Die Story klingt tatsächlich ein bisschen nach …puh, nein danke: Frau mittleren Alters verliebt sich in jungen Mann aus der Unterschicht. Trotz aller Unterschiede und Widerstände finden sie zusammen. Nicht gerade Hochzeitsglocken, aber halt schon ein bisschen Happy End, im weitesten Sinn. Aber diese Kurzfassung wird dem Buch tatsächlich nicht gerecht. Es ist eigentlich fast eine Frechheit, wie viele Klischees Hornby hier aufeinanderprallen lässt: Lucy ist Anfang vierzig, Joseph zweiundzwanzig. Lucy weiß, Joseph schwarz. Lucy hat Literatur studiert und arbeitet als Lehrerin, Joseph hat sein Studium nach wenigen Wochen abgebrochen und schlägt sich mit Gelegenheitsjobs durch (er arbeitet als Aushilfe bei einer schicken Metzgerei in Camden, deren Fleischpreise er absurd findet, sie ist dort Kundin). Lucy ist Teil der linksliberalen, aufgeklärten, bildungsbürgerlichen Mittelschicht, Joseph kommt aus Tottenham und hat von Shakespeare keine Ahnung (kennt dafür die komplette Popkultur). Lucy wird natürlich Remain wählen, Joseph ist hin- und hergerissen und versteht auch die Aufregung um das Referendum nicht so richtig.  
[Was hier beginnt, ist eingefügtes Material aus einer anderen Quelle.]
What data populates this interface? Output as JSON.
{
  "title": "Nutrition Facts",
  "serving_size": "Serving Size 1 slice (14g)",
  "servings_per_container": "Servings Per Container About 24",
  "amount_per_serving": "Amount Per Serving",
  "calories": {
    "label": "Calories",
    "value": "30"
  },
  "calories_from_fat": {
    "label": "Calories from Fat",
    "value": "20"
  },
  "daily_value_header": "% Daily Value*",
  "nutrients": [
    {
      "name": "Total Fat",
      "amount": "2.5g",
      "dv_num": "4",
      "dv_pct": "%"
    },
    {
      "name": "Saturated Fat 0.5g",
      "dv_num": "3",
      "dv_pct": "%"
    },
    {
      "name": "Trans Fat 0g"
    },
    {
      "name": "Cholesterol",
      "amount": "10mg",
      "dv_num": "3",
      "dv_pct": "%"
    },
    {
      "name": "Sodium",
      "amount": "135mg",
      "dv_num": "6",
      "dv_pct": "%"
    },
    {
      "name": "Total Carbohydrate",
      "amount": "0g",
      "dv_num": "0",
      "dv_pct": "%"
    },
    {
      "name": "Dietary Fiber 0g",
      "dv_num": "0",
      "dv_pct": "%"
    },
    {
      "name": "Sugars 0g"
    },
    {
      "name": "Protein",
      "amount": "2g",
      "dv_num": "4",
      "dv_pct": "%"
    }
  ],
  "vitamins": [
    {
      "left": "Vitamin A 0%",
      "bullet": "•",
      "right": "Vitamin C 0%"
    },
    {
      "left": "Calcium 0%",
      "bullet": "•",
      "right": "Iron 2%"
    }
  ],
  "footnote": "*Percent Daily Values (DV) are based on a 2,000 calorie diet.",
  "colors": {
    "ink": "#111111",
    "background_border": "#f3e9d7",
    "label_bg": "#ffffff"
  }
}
So weit, so überzogen konträr – spannend wird das Ganze, weil Hornby es einem nicht erlaubt, sich einfach mit einer Seite zu identifizieren. Lucys „Seite“ linksliberal, tolerant, selbsterklärt weltoffen – aber gegenüber Joseph unglaublich herablassend rassistisch (als Joseph Lucy Theaterkarten zum Geburtstag schenkt und sie begleitet, dreht sich die Person in der vorderen Sitzreihe um und sagt zu ihm „wie schön, dass Sie auch da sind“ und zu Lucy „das haben Sie gut gemacht“). Josephs „Seite“ ungebildet und teilweise geradezu hanebüchen unwissend (seine Familie tendiert dazu, Leave zu wählen, mit teilweise haarsträubenden Pseudoargumenten), aber andererseits auch relativ entspannt, als er mit seiner zwanzig Jahre älteren Freundin auftaucht (bis auf seine Mutter, die eine ganz eigene Kategorie darstellt).

Lucy beginnt, und das ist die eigentlich spannende Entwicklung dieser Geschichte, sich und ihr Umfeld zunehmend zu hinterfragen: Ist das „ihre“ Gruppe, sind das „ihre“ Leute? Die sie teilweise nicht einmal mag, die ihr allzu häufig zu verstehen geben, dass sie etwas Besseres sind und sie sich auch etwas „Besseres“ suchen sollte? Sie beginnt zu überlegen, wohin sie denn gehört – denn so richtig, richtig passt sie zu ihren Freunden eigentlich auch nicht: Geschieden mit einem Alkoholiker als Ex-Mann, zwar universitär gebildet, aber als Lehrerin an einer staatlichen Schule, in die keiner ihrer Freunde seine Kinder schicken würde (und mit nicht gerade üppigem Gehalt). Andererseits natürlich mit der passenden Hautfarbe, der passenden Bildung, der passenden Sprache, den passenden Kontakten trotzdem in der Lage, sich in der bürgerlichen Mittelschicht mühelos zu bewegen – aber heißt das, dass sie dort zu Hause ist? Sind diese Leute, die so sind wie sie, wirklich so, wie sie sein will?

Ich war während des Lesens fasziniert davon, wie ambivalent die Personen dargestellt werden und wie sehr man beginnt, sich selbst und sein eigenes Umfeld und seine eigenen Vorannahmen zu hinterfragen (was den Brexit angeht, Bildung angeht, Rassismus angeht…). Und dazu kommt dann einfach noch eine wirklich schöne Liebesgeschichte und ein sehr rundes Ende. Auf jeden Fall lohnenswert.